Call it the uncoup d'etat -- at least for now.
Turkey's conservative civilian government appeared today to prevail over the secularist generals who stepped down in protest of the arrest of scores of military officials accused of plotting a coup dating back to 2003.
Gen. Isik Kosaner, Turkey's equivalent of the chairman of the U.S. Joint Chiefs, stepped down last night along with the commanders army, navy and air force commanders.
The mostly symbolic resignation, as all four generals were slated to retire in the next year, was to protest the jailing of about 250 officers on charges of conspiring against the civilian government.
The government alleges the initial coup was to be disguised as war games known as "Sledgehammer," but the military contends the evidence against them and their compatriots was trupomed up and meant to strip the military of its standing in Turkish society.
"Along with losing their freedom, 14 general-admirals and 58 colonels lost their right to be evaluated in the upcoming Supreme Military Council and were punished beforehand even though there have been no definitive judicial decisions against them," Kosaner said in his resignation statement.
The civilian government stressed continuity for Turkey, which boasts of being NATO's second-largest military, after the U.S. The only top commander who did not resign, Gen. Necdet Ozel, who heads the military police, was appointed acting chief of general staff after Kosaner stepped down.
"Nobody should view this as any sort of crisis or continuing problem in Turkey," said President Abdullah Gul. "Undoubtedly events yesterday were an extraordinary situation in themselves, but everything is on course."
Gul added the government "asked Gen. Kosaner to stay, but he wanted to retire of his own volition... As you see, everything proceeds on its own course and there is no gap in chain of command."
Prime Minister Recep Tayyip Erdogan wants a constitution he argues reflects a democracy in a civilian-run era, not a document overshadowed by four coups since 1960, including the overthrow of an Islamist government in 1997. The current constitution was drafted after a 1980 military-driven coup.
Critics of Erdogan, who has served as prime minister for eight years, claim he will rewrite the constitution to strengthen his already strong position.
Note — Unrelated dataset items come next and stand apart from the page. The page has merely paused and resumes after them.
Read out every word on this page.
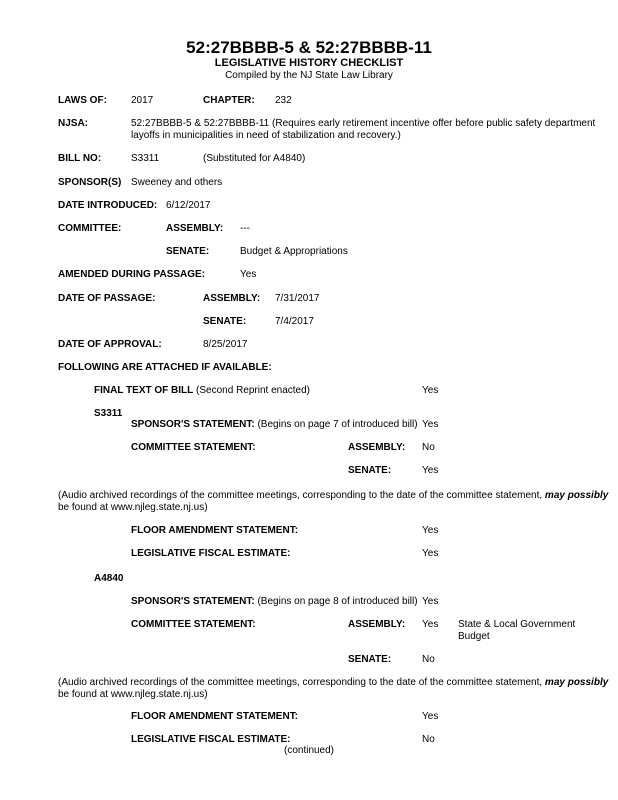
52:27BBBB-5 & 52:27BBBB-11
LEGISLATIVE HISTORY CHECKLIST
Compiled by the NJ State Law Library
LAWS OF: 2017	CHAPTER: 232
NJSA:	52:27BBBB-5 & 52:27BBBB-11 (Requires early retirement incentive offer before public safety department
layoffs in municipalities in need of stabilization and recovery.)
BILL NO:	S3311	(Substituted for A4840)
SPONSOR(S) Sweeney and others
DATE INTRODUCED: 6/12/2017
COMMITTEE:	ASSEMBLY: ---
SENATE:	Budget & Appropriations
AMENDED DURING PASSAGE:	Yes
DATE OF PASSAGE:	ASSEMBLY: 7/31/2017
SENATE:	7/4/2017
DATE OF APPROVAL:	8/25/2017
FOLLOWING ARE ATTACHED IF AVAILABLE:
FINAL TEXT OF BILL (Second Reprint enacted)	Yes
S3311
SPONSOR'S STATEMENT: (Begins on page 7 of introduced bill) Yes
COMMITTEE STATEMENT:	ASSEMBLY: No
SENATE:	Yes
(Audio archived recordings of the committee meetings, corresponding to the date of the committee statement, may possibly
be found at www.njleg.state.nj.us)
FLOOR AMENDMENT STATEMENT:	Yes
LEGISLATIVE FISCAL ESTIMATE:	Yes
A4840
SPONSOR'S STATEMENT: (Begins on page 8 of introduced bill) Yes
COMMITTEE STATEMENT:	ASSEMBLY: Yes State & Local Government
Budget
SENATE:	No
(Audio archived recordings of the committee meetings, corresponding to the date of the committee statement, may possibly
be found at www.njleg.state.nj.us)
FLOOR AMENDMENT STATEMENT:	Yes
LEGISLATIVE FISCAL ESTIMATE:	No
(continued)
He and his conservative -- and some would say budding Islamist party -- cleaned house in elections in June, giving three straight victories to the Justice and Development Party, better known as AKP.
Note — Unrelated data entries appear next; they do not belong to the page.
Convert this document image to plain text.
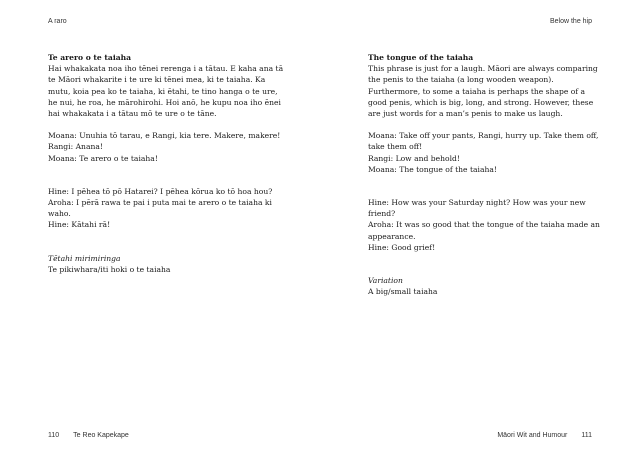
A raro

Te arero o te taiaha

Hai whakakata noa iho tēnei rerenga i a tātau. E kaha ana tā te Māori whakarite i te ure ki tēnei mea, ki te taiaha. Ka mutu, koia pea ko te taiaha, ki ētahi, te tino hanga o te ure, he nui, he roa, he mārohirohi. Hoi anō, he kupu noa iho ēnei hai whakakata i a tātau mō te ure o te tāne.

Moana: Unuhia tō tarau, e Rangi, kia tere. Makere, makere!

Rangi: Anana!

Moana: Te arero o te taiaha!

Hine: I pēhea tō pō Hatarei? I pēhea kōrua ko tō hoa hou?

Aroha: I pērā rawa te pai i puta mai te arero o te taiaha ki waho.

Hine: Kātahi rā!

Tētahi mirimiringa

Te pikiwhara/iti hoki o te taiaha

110 Te Reo Kapekape
Below the hip

The tongue of the taiaha

This phrase is just for a laugh. Māori are always comparing the penis to the taiaha (a long wooden weapon). Furthermore, to some a taiaha is perhaps the shape of a good penis, which is big, long, and strong. However, these are just words for a man’s penis to make us laugh.

Moana: Take off your pants, Rangi, hurry up. Take them off, take them off!

Rangi: Low and behold!

Moana: The tongue of the taiaha!

Hine: How was your Saturday night? How was your new friend?

Aroha: It was so good that the tongue of the taiaha made an appearance.

Hine: Good grief!

Variation

A big/small taiaha

Māori Wit and Humour 111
Anthony Shadid in The New York Times highlights what may the end to another end to a military culture that is presumed to be above the law. "The days of the military calling the shots are over," said Turkish newspaper columnist Cengiz Candar.
Victor David Hanson warns today on National Review online that there may be longterm political, diplomatic and military concerns from the downfall of Turkey's generals, especially for Greece, Israel, the EU and U.S.
"Turkey has emerged from the shadow of military power, a breakthrough of historic proportions. Whether it is moving toward an era of European-style freedom or simply trading one form of authoritarianism for another is unclear," journalist Stephen Kinzer observes in The New York Review of Books.